She turned onto the dirt road that led back to Stillwater. As she approached the pavement that would take her back to Route 30, which would take her home, a lightness bloomed from within. She’d done it. Not perfectly, but as her mother said, Nothing in life goes perfectly. That’s why it’s life and not heaven.
Crawling back up the dirt road, past the fields of summer grass, she kept the headlights off and drove by the light of the moon. She saw movement ahead as a critter, a small blob of dark on dark, jetted across the road on its way to survive somewhere. She imagined the stress of that creature. Constantly in danger of a savage death by beak, talon, or jaw, its enemies were everywhere. Being ripped apart and devoured was nothing but a constant background terror. A possibility every single day of its short existence. Its life would likely end, and it would be nothing more than a carcass to be picked over by lesser predators.
She brought the car to the gate, which she’d closed after going through—just in case anyone drove by at this late hour and wondered why it was open. She knew from experience that if you drove the same country road enough you got to know it intimately: the curves of the asphalt, the seasonal decorations of the houses, the trees with branches that groped too far into your path, the fences, the signposts, all markers of distance from home. All it would take was one late-night driver to recall that this gate, normally closed, had been open.
She flicked on her lights, left the car running, hopped out, and pushed the gate wide.
This was about disappearing. People, she’d come to understand, disappeared all the time. The world simply opened its jaws and swallowed them whole. They vanished, and unless they were rich or famous or particularly beautiful, they did so almost without comment. There was bitterness at murder, grief at accidents, and fury at suicide. But to disappear—well, there was only mystery. And mystery was all three of those things bundled together and made more frightening by the impossibility of it. There were Facebook and iPhones now. People weren’t supposed to disappear anymore, and that made it all the more unnerving. At least to those who would wonder about a former football star, who went out for a drink, got a flat tire, and never made it home.

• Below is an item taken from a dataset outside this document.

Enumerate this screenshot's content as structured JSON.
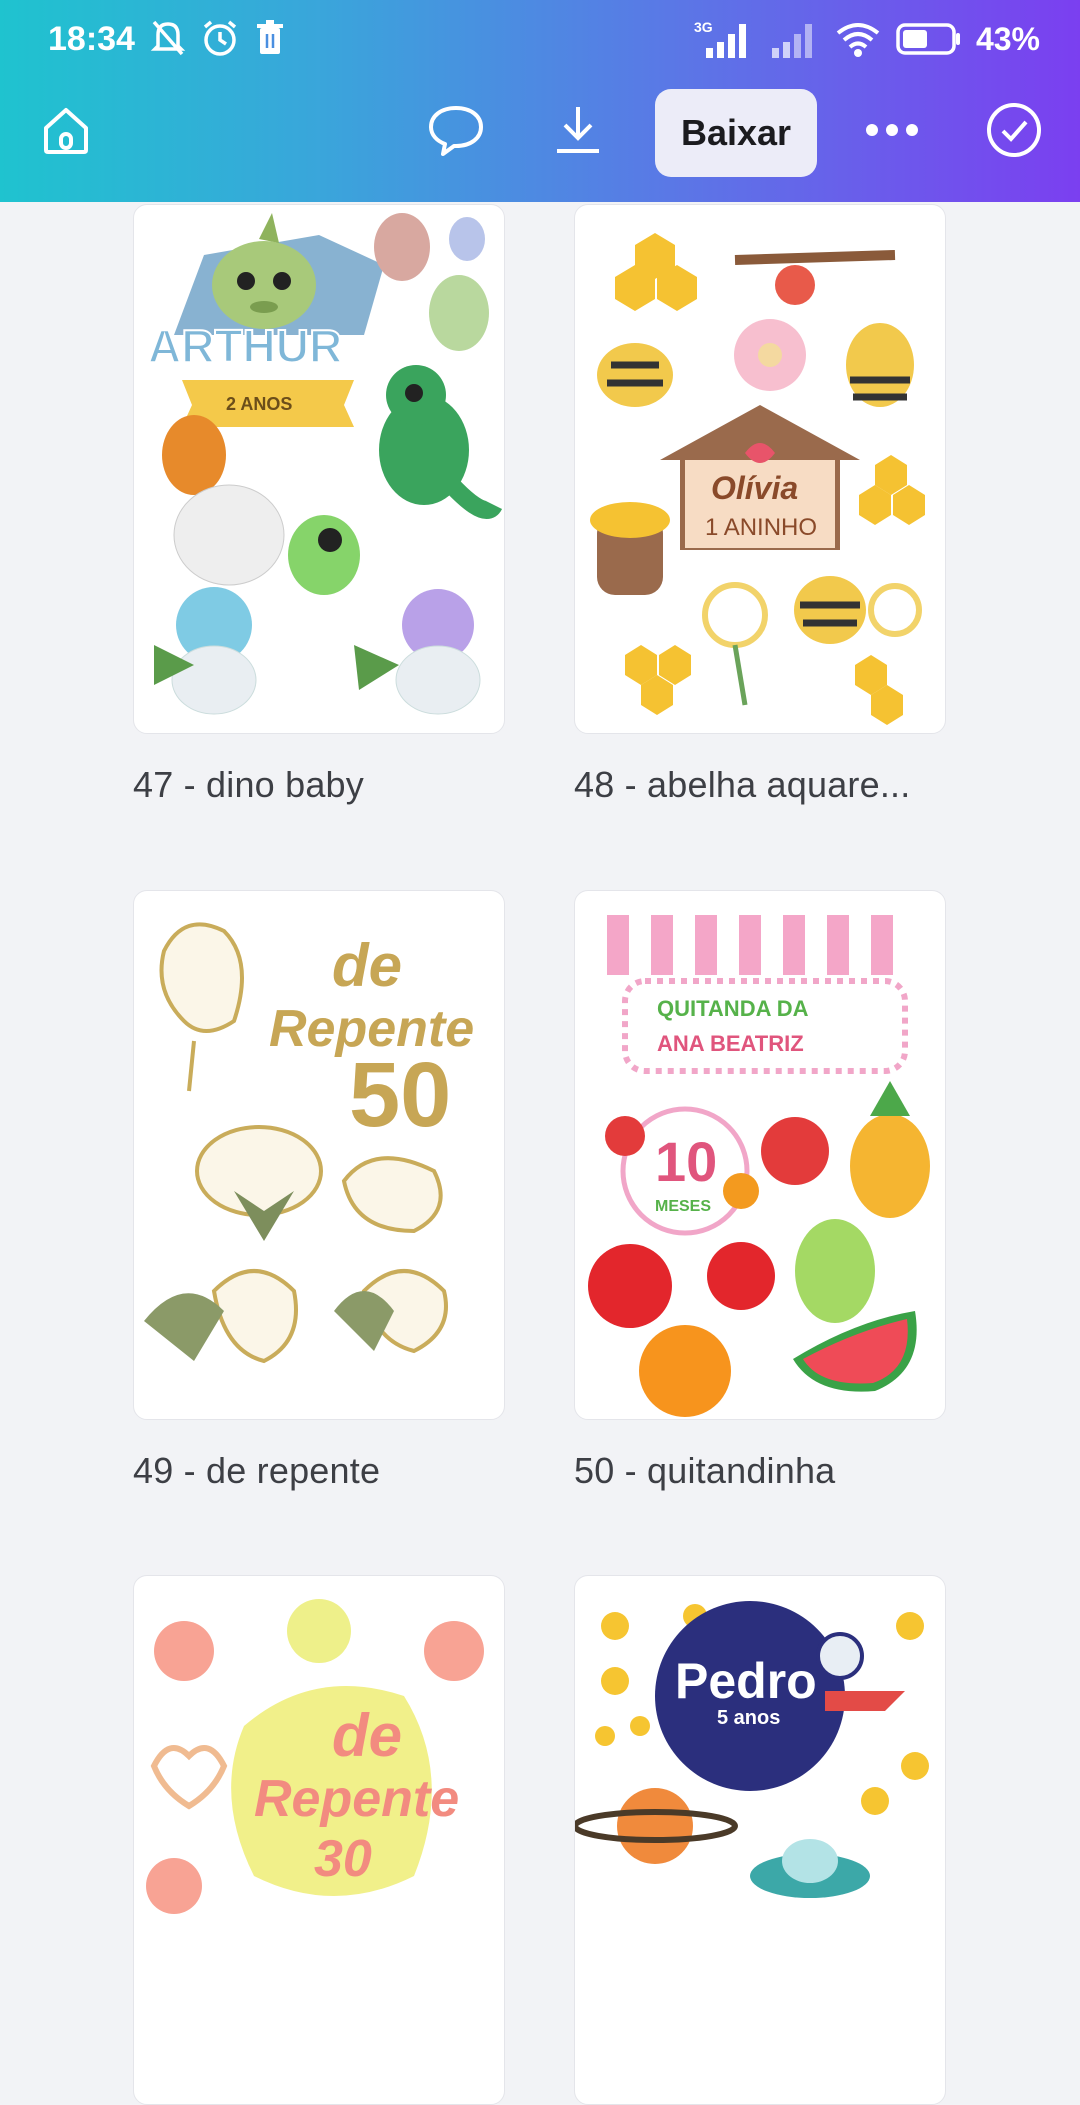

She climbed back into the Cobalt and drove to the other side of the fence. She parked it at the side of the road while she closed the gate. This time, mindless habit led her to shut off the engine, not giving it a second thought. She took the bolt, dangling from its chain, and fixed it back into the hasp. She glanced briefly at the sky, at a flash of very distant lightning. When she slid back into the car, her hand automatically turned the key. In the same moment that the starter did its little choked wheeze, she wondered why on earth she hadn’t just left the car idling.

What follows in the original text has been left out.